Head of Germany's Ifo economic institute Clemens Fuest told German daily Tagesspiegel that Italy could eventually opt out of the euro currency area if Italians do not see any improvement in their standard of living.
"The standard of living in Italy is at the same level as in 2000. If that does not change, the Italians will at some stage say: 'We don't want this euro zone any more'," Ifo chief Clemens Fuest told the newspaper.
He also said that if Germany's parliament were to approve a European rescue programme for Italy, it would impose on German taxpayers risks "the size of which it does not know and cannot control." He said German lawmakers should not agree to do this.
Italian government is focusing on underwriting the stability of its banking sector, starting with a bailout of Monte dei Paschi di Siena. Italy's government at a cabinet meeting last month approved the creation of a €20 billion fund to help troubled banks. Italy's banking sector is saddled with 356 billion euros of bad loans, around a third of the euro zone's total.
European rules on bank rescues require that investors to share some burden of losses. However, under the terms attached to the Italian government’s new fund, the losses suffered by holders of Monte dei Paschi’s junior bonds appear to be fairly limited.

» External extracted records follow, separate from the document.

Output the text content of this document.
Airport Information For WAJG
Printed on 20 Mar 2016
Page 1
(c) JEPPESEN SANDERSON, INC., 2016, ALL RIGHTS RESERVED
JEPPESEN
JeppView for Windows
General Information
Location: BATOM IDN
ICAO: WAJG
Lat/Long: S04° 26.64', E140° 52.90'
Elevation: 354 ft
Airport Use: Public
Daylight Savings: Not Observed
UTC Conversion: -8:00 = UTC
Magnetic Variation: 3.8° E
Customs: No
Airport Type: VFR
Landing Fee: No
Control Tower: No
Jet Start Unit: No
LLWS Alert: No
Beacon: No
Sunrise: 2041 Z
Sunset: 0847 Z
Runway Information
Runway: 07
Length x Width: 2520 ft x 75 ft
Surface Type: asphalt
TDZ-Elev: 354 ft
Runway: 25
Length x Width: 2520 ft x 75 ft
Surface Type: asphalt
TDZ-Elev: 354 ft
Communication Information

Germany's finance ministry expressed concern last week about Italian rescue plans, saying Rome must stick to European rules. He said a precautionary state recapitalisation of banks can only be part of a solution in exceptional cases and under strict conditions and that owners and creditors must be among the first to suffer losses. The bank must be solvent, he added and state money must not be used to cover losses.